Cardinality Estimation and Cost Model in Database Query Execution Plans

Cardinality Estimation and Cost Model in Database Query Execution Plans

1. Basic Concepts of Cardinality Estimation and Cost Model

Cardinality Estimation is the process by which the query optimizer predicts the number of output rows for each operator (e.g., filter, join, group by). The Cost Model, based on cardinality estimation and combined with hardware characteristics (such as I/O and CPU costs), calculates the cost of different execution plans to select the optimal one. Together, they determine query performance quality.

2. Importance and Challenges of Cardinality Estimation

Importance: Incorrect cardinality estimation (e.g., actual rows 1 million, estimated 100 rows) may lead the optimizer to choose an inefficient plan (such as mistakenly using nested loop join instead of hash join).
Challenges:
- Uneven data distribution (e.g., rows with age=25 account for 90%).
- Multi-column correlation (e.g., strong correlation between city=Beijing and occupation=programmer).
- Complex query conditions (e.g., involving LIKE, BETWEEN, or subqueries).
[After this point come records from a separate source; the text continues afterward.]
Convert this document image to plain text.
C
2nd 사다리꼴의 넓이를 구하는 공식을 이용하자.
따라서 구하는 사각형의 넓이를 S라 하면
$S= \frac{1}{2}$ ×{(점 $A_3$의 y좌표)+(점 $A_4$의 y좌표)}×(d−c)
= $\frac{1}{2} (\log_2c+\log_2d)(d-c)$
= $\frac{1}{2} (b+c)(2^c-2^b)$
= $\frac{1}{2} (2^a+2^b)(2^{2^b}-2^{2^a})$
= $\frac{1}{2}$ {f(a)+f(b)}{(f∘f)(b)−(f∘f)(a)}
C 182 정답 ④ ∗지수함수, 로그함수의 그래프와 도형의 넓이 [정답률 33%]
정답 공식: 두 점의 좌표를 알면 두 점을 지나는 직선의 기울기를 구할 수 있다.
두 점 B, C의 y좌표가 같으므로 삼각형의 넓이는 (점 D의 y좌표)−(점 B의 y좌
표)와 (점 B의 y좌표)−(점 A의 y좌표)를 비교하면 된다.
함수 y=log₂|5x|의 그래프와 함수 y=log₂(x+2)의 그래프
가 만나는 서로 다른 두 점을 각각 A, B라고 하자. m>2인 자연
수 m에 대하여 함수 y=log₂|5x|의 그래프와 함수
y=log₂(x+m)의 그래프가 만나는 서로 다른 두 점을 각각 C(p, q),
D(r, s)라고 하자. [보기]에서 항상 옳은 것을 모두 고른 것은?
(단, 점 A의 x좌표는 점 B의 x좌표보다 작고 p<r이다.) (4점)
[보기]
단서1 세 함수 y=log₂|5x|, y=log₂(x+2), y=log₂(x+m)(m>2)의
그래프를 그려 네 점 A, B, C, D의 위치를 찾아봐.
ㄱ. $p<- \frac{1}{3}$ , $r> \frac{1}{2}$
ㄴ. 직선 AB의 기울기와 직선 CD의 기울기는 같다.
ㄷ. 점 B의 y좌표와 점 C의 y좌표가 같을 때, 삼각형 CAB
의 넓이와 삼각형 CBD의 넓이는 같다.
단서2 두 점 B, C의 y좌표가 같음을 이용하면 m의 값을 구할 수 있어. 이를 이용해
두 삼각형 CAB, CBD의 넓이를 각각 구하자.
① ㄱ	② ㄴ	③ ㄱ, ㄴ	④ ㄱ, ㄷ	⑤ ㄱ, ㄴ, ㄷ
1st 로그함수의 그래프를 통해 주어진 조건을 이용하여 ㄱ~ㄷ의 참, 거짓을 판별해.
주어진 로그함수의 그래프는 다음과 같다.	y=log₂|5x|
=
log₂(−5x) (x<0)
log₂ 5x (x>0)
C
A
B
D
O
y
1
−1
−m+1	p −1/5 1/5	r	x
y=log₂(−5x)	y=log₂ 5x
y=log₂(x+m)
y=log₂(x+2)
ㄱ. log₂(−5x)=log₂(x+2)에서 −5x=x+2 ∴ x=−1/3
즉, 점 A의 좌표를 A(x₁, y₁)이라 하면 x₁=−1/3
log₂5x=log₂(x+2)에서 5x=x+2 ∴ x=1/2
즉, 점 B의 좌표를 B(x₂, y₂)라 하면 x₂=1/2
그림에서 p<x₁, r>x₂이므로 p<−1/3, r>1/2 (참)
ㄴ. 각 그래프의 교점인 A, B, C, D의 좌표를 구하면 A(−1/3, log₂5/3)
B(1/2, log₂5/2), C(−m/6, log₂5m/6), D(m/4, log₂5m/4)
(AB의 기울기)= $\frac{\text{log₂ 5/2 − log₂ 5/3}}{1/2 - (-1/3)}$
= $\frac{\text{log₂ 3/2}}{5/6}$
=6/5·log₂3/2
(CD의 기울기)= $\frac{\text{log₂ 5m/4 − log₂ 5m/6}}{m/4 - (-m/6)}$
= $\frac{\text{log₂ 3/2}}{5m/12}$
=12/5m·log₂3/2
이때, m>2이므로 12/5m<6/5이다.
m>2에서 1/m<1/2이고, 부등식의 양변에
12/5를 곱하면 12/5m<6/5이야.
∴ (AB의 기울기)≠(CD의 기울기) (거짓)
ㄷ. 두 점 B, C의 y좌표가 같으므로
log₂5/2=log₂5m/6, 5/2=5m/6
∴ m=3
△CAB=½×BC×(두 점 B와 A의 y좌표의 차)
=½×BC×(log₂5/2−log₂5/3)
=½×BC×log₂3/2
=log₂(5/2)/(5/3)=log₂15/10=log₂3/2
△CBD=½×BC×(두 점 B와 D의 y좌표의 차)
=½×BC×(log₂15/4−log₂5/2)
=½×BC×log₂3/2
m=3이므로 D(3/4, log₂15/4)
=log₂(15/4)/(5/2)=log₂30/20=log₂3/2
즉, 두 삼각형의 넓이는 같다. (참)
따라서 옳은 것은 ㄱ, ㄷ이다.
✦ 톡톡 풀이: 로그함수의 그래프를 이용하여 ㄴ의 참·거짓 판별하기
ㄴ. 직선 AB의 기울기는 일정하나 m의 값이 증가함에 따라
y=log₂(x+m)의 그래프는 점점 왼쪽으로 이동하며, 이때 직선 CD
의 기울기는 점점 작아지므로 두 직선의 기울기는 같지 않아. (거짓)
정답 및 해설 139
3. Common Methods for Cardinality Estimation

(1) Basic Statistics

Databases collect statistics via commands like ANALYZE, including:

Histogram: Divides data into buckets by value range and records the frequency distribution per bucket. For example, after building a histogram for the age column, the proportion of age BETWEEN 20 AND 30 can be estimated.
Number of Distinct Values (NDV): Used to estimate the selectivity of equality queries (e.g., selectivity of age=25 is approximately 1/NDV).
Null Ratio, Data Density, etc.

(2) Assumptions and Simplifications

Independence Assumption: Assumes multi-column conditions are independent. For example, when estimating age=25 AND salary>5000, the product of their selectivities is calculated directly. However, real data may have correlations (e.g., younger people tend to have lower salaries), leading to estimation bias.
Uniform Distribution Assumption: Assumes data is uniformly distributed, but real-world data often shows skewness (e.g., a few cities have dense populations).

(3) Techniques to Address Correlation

Multi-column Statistics (Extended Statistics): Manually create statistics for column combinations (e.g., Oracle's DBMS_STATS.CREATE_EXTENDED_STATS).
Dynamic Sampling: Temporarily sample a small amount of data for complex queries to calibrate estimates.

4. Calculation Components of the Cost Model

The cost model decomposes an execution plan into operators (e.g., scan, join, sort) and assigns costs to each:

I/O Cost: Number of data page reads/writes (influenced by index type, caching).
CPU Cost: Computational effort required to process one row of data.
Memory Cost: Memory usage for operations like hash join or sort.

Example Cost Formula (Simplified):

Total Cost = Sequential Scan Cost + Filter Cost + Join Cost  
Sequential Scan Cost = Table Pages × Single Page I/O Cost  
Filter Cost = Scanned Rows × Single Row CPU Cost  
Nested Loop Join Cost = Outer Table Rows × Inner Table Single Scan Cost

5. Workflow of a Real Optimizer

Taking the estimation of SELECT * FROM users WHERE age>30 AND city='Beijing' as an example:

Collect Statistics: Histogram shows rows with age>30 account for 40%; NDV for city='Beijing' is 50 (selectivity 1/50).
Cardinality Estimation:
- Assuming independence, combined selectivity = 40% × 1/50 = 0.8%.
- If the table has 1 million total rows, estimated output rows = 1 million × 0.8% = 8000 rows.
Cost Calculation:
- Plan A: Full table scan (cost = 1 million rows × 0.1 cost unit = 100k units).
- Plan B: Scan on city index, then filter age>30 via table access (cost = index traversal + table access I/O).
- Compare costs and select the plan with lower cost.

6. Common Issues and Optimization Techniques

Scenarios with Large Estimation Bias:
- Multi-column correlated queries: Requires creating extended statistics.
- Complex expressions (e.g., UPPER(name)='ALICE'): Requires functional indexes or expression statistics.
Database Optimization Techniques:
- PostgreSQL: Supports multi-column statistics, custom statistics targets (ALTER TABLE ... SET STATISTICS).
- MySQL: Uses INDEX MERGE to handle multi-condition queries, but caution is needed regarding cost misjudgment in index merge.
- Oracle: Provides SQL Plan Management (SPM) to pin optimal plans, avoiding performance regression due to estimation errors.

7. Summary

Cardinality estimation and the cost model are the core of the query optimizer, and their accuracy directly depends on the quality of statistics. In practice, statistics should be updated regularly, execution plans for complex queries should be validated, and if necessary, optimizer hints (e.g., /*+ INDEX(...) */) or plan guidance techniques (like SQL Plan Baseline) should be used to correct biases.